The Center for Southern Literary Arts
Last December in this space, I wrote out my Christmas list with a one-item wish: that a single nonprofit would come to the forefront and champion the local literary community. In the same way that the visual arts, live music, indie films, and theater have their advocates, so should the writer and reader.
I recently found my stocking stuffed. It wasn’t any jolly old elf slipping down the chimney, but a simple tweet: “Last Dec, @richardalley wrote in @MemphisFlyer wishing for ‘a single organization to gather these folks up and give them a home.’ So we did.”
That message was tweeted out by Molly Rose Quinn, and the “we” she mentions includes writers Jamey Hatley and Zandria Robinson. The trio have established the Center for Southern Literary Arts (CSLA) and, while still in the planning stages, those plans are bold and visionary. The mission states the CSLA “aims to cultivate the rich and diverse stories of the Memphis region by encouraging innovation in the literary arts and their adjacent economies.”
The CSLA seeks to draw writers out and into the community, bringing them together with readers to share their stories, regardless of publication credentials. “People tell stories in churches, in community organizations, at the gas station, and those stories are just as important,” says Hatley, the 2016 Prose Fellow for the National Endowment for the Arts and winner of the Rona Jaffe Foundation Writers’ Award that same year.
“It’s our collective response as friends and writers to the peril that we think the literary community is in here,” says Robinson, an urban sociologist and award-winning author. Rhodes College, where she’s an assistant professor of Sociology, was recently awarded a grant through the Andrew W. Mellon Foundation, and a portion will be put toward the CSLA’s startup.
The group was struck by the loss of the Booksellers at Laurelwood (that store will reopen soon as Novel) and with the changes at Literacy Mid-South, which, most notably, will see an indefinite hiatus of its three-year-old book festival. “At its core, it’s about returning Memphis to the literary map, reclaiming Memphis as a literary space, and making Memphis a place where professional writers can be trained up and developed and retained and thrive,” says Robinson.
The women are in the process of fund-raising with long-range goals of a permanent space for workshops, readings, and signings. Local programs — story booth and book festival, along with Christian Brothers University’s Memphis Reads initiative — tended to work as lone wolves, sometimes pulling in bookstores and the University of Memphis’ MFA writing program, but more often going it alone. The CSLA aims to stitch the community together.

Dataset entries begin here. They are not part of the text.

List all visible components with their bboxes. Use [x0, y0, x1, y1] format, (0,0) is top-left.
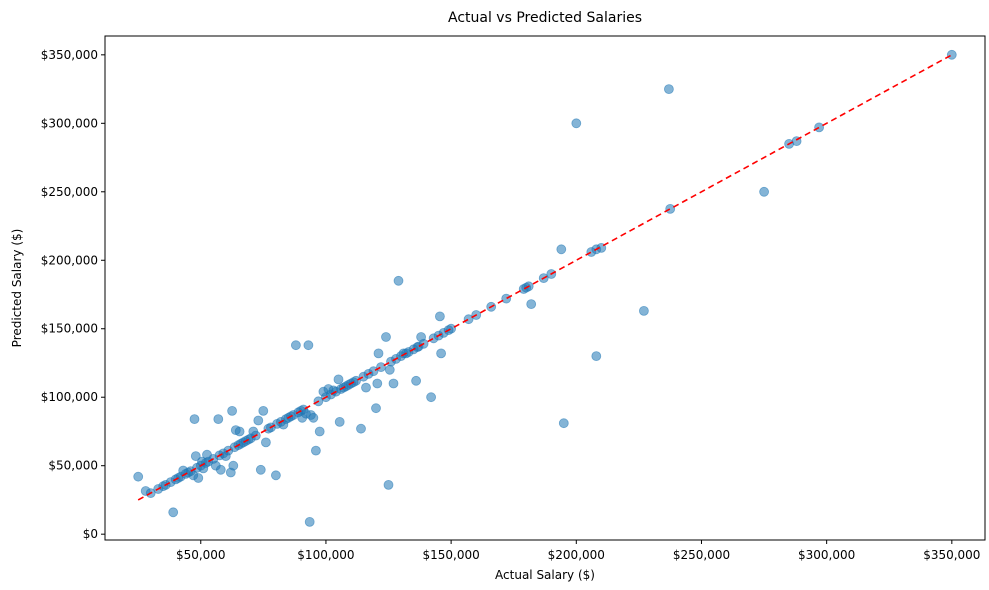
- data-point: [384, 364, 395, 375]
- y-tick-label: $350,000: [41, 48, 98, 62]
- data-point: [333, 374, 344, 385]
- data-point: [133, 471, 144, 482]
- data-point: [258, 405, 269, 416]
- data-point: [193, 473, 204, 483]
- chart-title: Actual vs Predicted Salaries: [448, 10, 642, 26]
- data-point: [436, 348, 447, 359]
- data-point: [308, 412, 319, 423]
- data-point: [558, 418, 569, 429]
- y-tick-label: $150,000: [41, 322, 98, 336]
- plot-area: [104, 35, 986, 541]
- data-point: [372, 378, 383, 389]
- data-point: [310, 445, 321, 456]
- data-point: [946, 49, 957, 60]
- data-point: [426, 392, 437, 403]
- data-point: [463, 314, 474, 325]
- x-tick-label: $350,000: [923, 548, 980, 562]
- data-point: [664, 84, 674, 94]
- data-point: [351, 375, 361, 386]
- data-point: [356, 423, 366, 434]
- data-point: [383, 479, 394, 490]
- data-point: [168, 507, 179, 518]
- data-point: [381, 332, 391, 342]
- data-point: [314, 426, 325, 437]
- y-tick-label: $50,000: [48, 459, 98, 473]
- data-point: [361, 382, 371, 393]
- x-tick-label: $300,000: [798, 548, 855, 562]
- data-point: [571, 118, 582, 129]
- x-axis-ticks: $50,000 $100,000 $150,000 $200,000 $250,000 $…: [176, 540, 980, 562]
- y-tick-label: $100,000: [41, 390, 98, 404]
- data-point: [189, 414, 200, 425]
- data-point: [304, 517, 315, 527]
- data-point: [270, 470, 281, 481]
- y-tick-label: $250,000: [41, 185, 98, 199]
- data-point: [228, 460, 239, 471]
- data-point: [190, 451, 201, 462]
- data-point: [290, 340, 301, 351]
- reference-line: [137, 54, 953, 501]
- data-point: [213, 414, 224, 425]
- data-point: [526, 299, 537, 310]
- data-point: [215, 464, 226, 475]
- data-point: [227, 405, 238, 416]
- data-point: [334, 416, 345, 427]
- y-axis-ticks: $0 $50,000 $100,000 $150,000 $200,000 $250,00…: [41, 48, 105, 541]
- data-point: [665, 203, 676, 214]
- data-point: [371, 403, 381, 414]
- data-point: [253, 415, 264, 426]
- y-tick-label: $0: [83, 527, 98, 541]
- x-tick-label: $250,000: [673, 548, 730, 562]
- data-point: [388, 378, 399, 389]
- data-point: [434, 311, 445, 322]
- data-point: [411, 375, 422, 386]
- data-point: [368, 366, 379, 377]
- y-tick-label: $200,000: [41, 253, 98, 267]
- data-point: [260, 437, 271, 448]
- data-point: [591, 351, 602, 362]
- data-point: [376, 362, 386, 373]
- x-tick-label: $100,000: [297, 548, 354, 562]
- data-point: [759, 186, 769, 197]
- y-tick-label: $300,000: [41, 116, 98, 130]
- data-point: [501, 293, 512, 304]
- data-point: [234, 426, 245, 437]
- points-layer: [133, 49, 957, 527]
- data-point: [639, 305, 649, 316]
- data-point: [255, 464, 266, 475]
- y-axis-label: Predicted Salary ($): [10, 229, 24, 348]
- data-point: [446, 323, 457, 334]
- x-axis-label: Actual Salary ($): [495, 568, 595, 582]
- x-tick-label: $150,000: [422, 548, 479, 562]
- x-tick-label: $50,000: [176, 548, 226, 562]
- data-point: [303, 340, 314, 351]
- data-point: [393, 275, 404, 286]
- data-point: [373, 348, 384, 359]
- x-tick-label: $200,000: [548, 548, 605, 562]
- data-point: [814, 122, 824, 133]
- data-point: [556, 244, 567, 255]
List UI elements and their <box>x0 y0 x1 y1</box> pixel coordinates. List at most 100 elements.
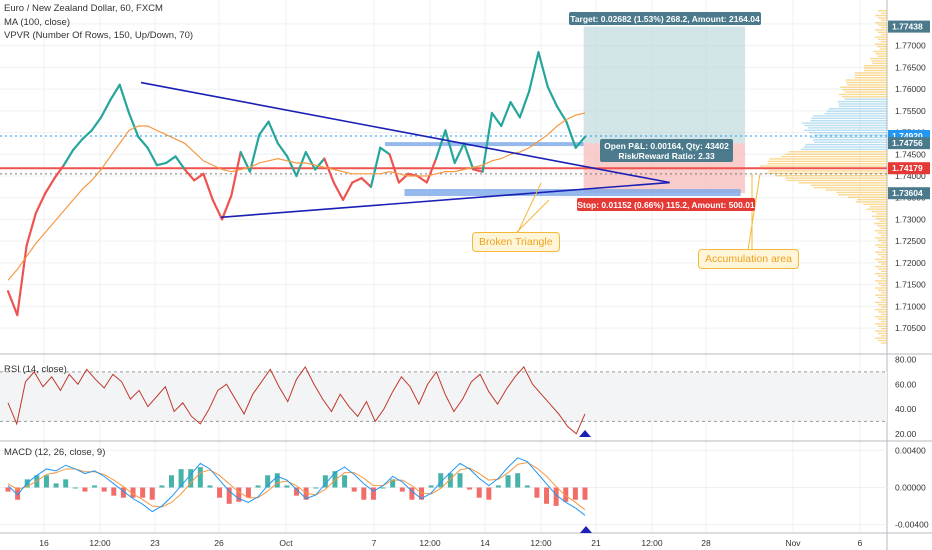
x-tick-label: Nov <box>785 538 801 548</box>
vpvr-bar <box>878 296 887 299</box>
vpvr-bar <box>877 253 887 256</box>
x-tick-label: 23 <box>150 538 160 548</box>
price-tick-label: 1.75500 <box>895 106 926 116</box>
macd-histogram-bar <box>226 487 232 504</box>
macd-tick-label: -0.00400 <box>895 520 929 530</box>
macd-histogram-bar <box>534 487 540 498</box>
vpvr-bar <box>877 38 887 41</box>
vpvr-profile <box>759 10 887 344</box>
broken-triangle-leader <box>516 182 542 235</box>
vpvr-bar <box>880 263 887 265</box>
vpvr-bar <box>785 177 887 179</box>
x-tick-label: 26 <box>214 538 224 548</box>
vpvr-bar <box>881 292 887 294</box>
price-segment <box>155 161 168 167</box>
vpvr-bar <box>877 225 887 227</box>
vpvr-bar <box>875 308 887 311</box>
vpvr-bar <box>863 203 887 206</box>
x-tick-label: 16 <box>39 538 49 548</box>
macd-histogram-bar <box>486 487 492 500</box>
price-segment <box>220 194 233 221</box>
price-badge-text: 1.77438 <box>892 22 923 32</box>
price-segment <box>286 155 298 178</box>
vpvr-bar <box>881 284 887 287</box>
price-tick-label: 1.71000 <box>895 301 926 311</box>
vpvr-bar <box>880 19 887 22</box>
rsi-tick-label: 80.00 <box>895 354 917 364</box>
price-segment <box>72 137 84 152</box>
macd-histogram-bar <box>380 487 386 489</box>
accumulation-box-lower <box>404 189 741 197</box>
vpvr-bar <box>875 218 887 220</box>
price-segment <box>183 168 196 182</box>
x-tick-label: 21 <box>591 538 601 548</box>
macd-histogram-bar <box>130 487 136 498</box>
price-tick-label: 1.74000 <box>895 171 926 181</box>
macd-histogram-bar <box>361 487 367 500</box>
vpvr-bar <box>877 232 887 234</box>
macd-histogram-bar <box>53 483 59 488</box>
vpvr-bar <box>875 323 887 325</box>
price-tick-label: 1.76000 <box>895 84 926 94</box>
price-tick-label: 1.71500 <box>895 280 926 290</box>
macd-histogram-bar <box>495 485 501 488</box>
price-segment <box>239 150 252 173</box>
vpvr-bar <box>875 272 887 275</box>
vpvr-bar <box>813 115 887 117</box>
vpvr-bar <box>875 301 887 304</box>
pnl-label-bg <box>600 139 733 162</box>
x-tick-label: 12:00 <box>530 538 552 548</box>
vpvr-bar <box>838 93 887 96</box>
macd-histogram-bar <box>207 485 213 488</box>
vpvr-bar <box>871 60 887 62</box>
accumulation-leader <box>747 173 761 251</box>
macd-histogram-bar <box>419 487 425 500</box>
macd-histogram-bar <box>168 475 174 488</box>
vpvr-bar <box>877 31 887 33</box>
vpvr-bar <box>804 124 887 127</box>
macd-histogram-bar <box>370 487 376 500</box>
price-segment <box>546 85 559 108</box>
rsi-tick-label: 60.00 <box>895 379 917 389</box>
price-segment <box>276 142 289 158</box>
vpvr-bar <box>828 108 887 110</box>
price-segment <box>248 133 261 173</box>
macd-histogram-bar <box>409 487 415 500</box>
price-segment <box>379 146 391 156</box>
vpvr-bar <box>854 74 887 77</box>
macd-histogram-bar <box>457 473 463 488</box>
vpvr-bar <box>798 182 887 184</box>
price-tick-label: 1.77000 <box>895 41 926 51</box>
vpvr-bar <box>877 55 887 57</box>
vpvr-bar <box>854 72 887 74</box>
macd-histogram-bar <box>149 487 155 500</box>
vpvr-bar <box>839 86 887 88</box>
x-tick-label: 7 <box>372 538 377 548</box>
macd-histogram-bar <box>236 487 242 502</box>
vpvr-bar <box>873 50 887 53</box>
macd-histogram-bar <box>72 487 78 489</box>
price-segment <box>360 177 373 188</box>
vpvr-bar <box>877 239 887 241</box>
macd-histogram-bar <box>43 475 49 488</box>
vpvr-bar <box>869 206 887 208</box>
vpvr-bar <box>874 22 887 24</box>
price-segment <box>44 177 56 195</box>
vpvr-bar <box>873 222 887 225</box>
vpvr-bar <box>874 251 887 253</box>
vpvr-bar <box>874 36 887 38</box>
vpvr-bar <box>811 117 887 120</box>
vpvr-bar <box>875 294 887 296</box>
price-segment <box>351 177 363 184</box>
vpvr-bar <box>879 220 887 222</box>
vpvr-bar <box>871 215 887 218</box>
vpvr-bar <box>836 191 887 194</box>
vpvr-bar <box>878 325 887 327</box>
vpvr-bar <box>826 110 887 112</box>
vpvr-bar <box>878 275 887 277</box>
macd-histogram-bar <box>217 487 223 498</box>
macd-histogram-bar <box>572 487 578 500</box>
price-segment <box>267 120 279 145</box>
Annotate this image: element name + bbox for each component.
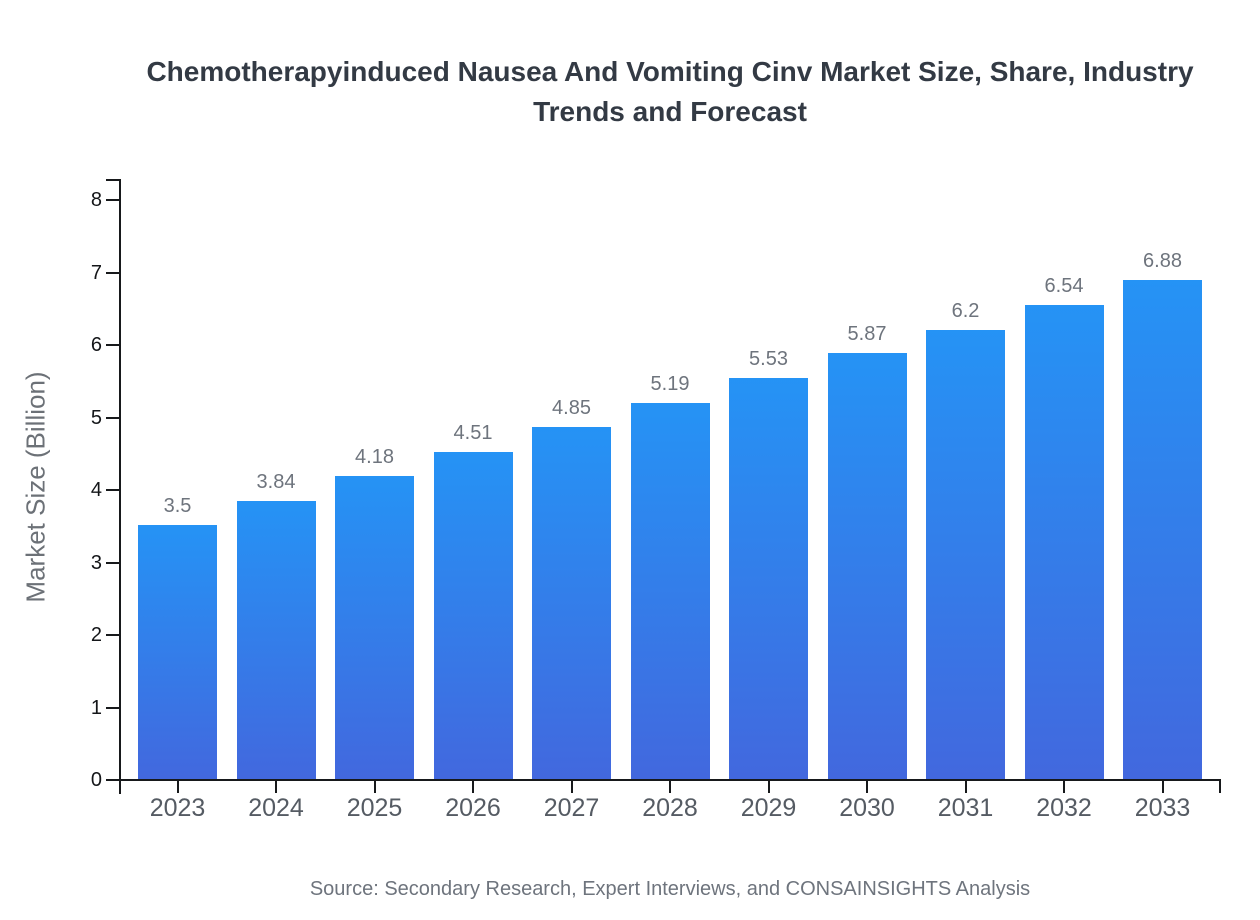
y-tick-label: 8 bbox=[90, 189, 102, 211]
x-tick-label-2033: 2033 bbox=[1134, 794, 1191, 822]
y-tick bbox=[106, 634, 119, 636]
x-tick-label-2025: 2025 bbox=[346, 794, 403, 822]
x-tick bbox=[472, 779, 474, 793]
x-axis-end-cap bbox=[1219, 779, 1221, 793]
x-tick-label-2031: 2031 bbox=[937, 794, 994, 822]
bar-value-label-2026: 4.51 bbox=[453, 422, 493, 445]
y-axis-line bbox=[119, 179, 121, 794]
y-tick bbox=[106, 779, 119, 781]
y-tick-label: 2 bbox=[90, 624, 102, 646]
y-tick bbox=[106, 271, 119, 274]
bar-value-label-2027: 4.85 bbox=[552, 397, 591, 420]
y-axis-end-cap bbox=[106, 179, 119, 181]
x-tick bbox=[964, 779, 967, 793]
bar-value-label-2030: 5.87 bbox=[847, 323, 887, 346]
bar-value-label-2032: 6.54 bbox=[1044, 274, 1084, 297]
bar-value-label-2033: 6.88 bbox=[1143, 250, 1182, 273]
y-tick bbox=[106, 344, 119, 346]
y-tick-label: 6 bbox=[90, 334, 102, 356]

“These programs that have run into obstacles or have folded, when they did exist, were so siloed, which is something we heard from so many people,” says Quinn, a native Memphian who has been in New York City the past 10 years working as a community organizer and arts administrator leading programs with literary and cultural institutions.
Though there is no physical space for the Center at the moment, there will be programming beginning with the next academic year: dinner with the arts, a multidisciplinary event featuring a chef, visual artist, and writer who discuss issues of the South; partnering with writers to facilitate workshops within a local high school; and a truncated version of their own take on the Mid-South Book Festival.
If this reader/writer could be granted one more wish, it would be for the CSLA to find a home within Crosstown Arts, at least temporarily as an incubator, while working its way through its prologue. The nonprofit that has seen the revitalization of the old Sears building is sorely lacking in literary event programming, and a partnership would be a means to an end for both organizations.
“We are geographically and strategically positioned to be a regional leader in the area,” Robinson says. “We’re looking to serve as an umbrella, collaborator, clearing house, friend, partner, supporter of other organizations with similar missions.”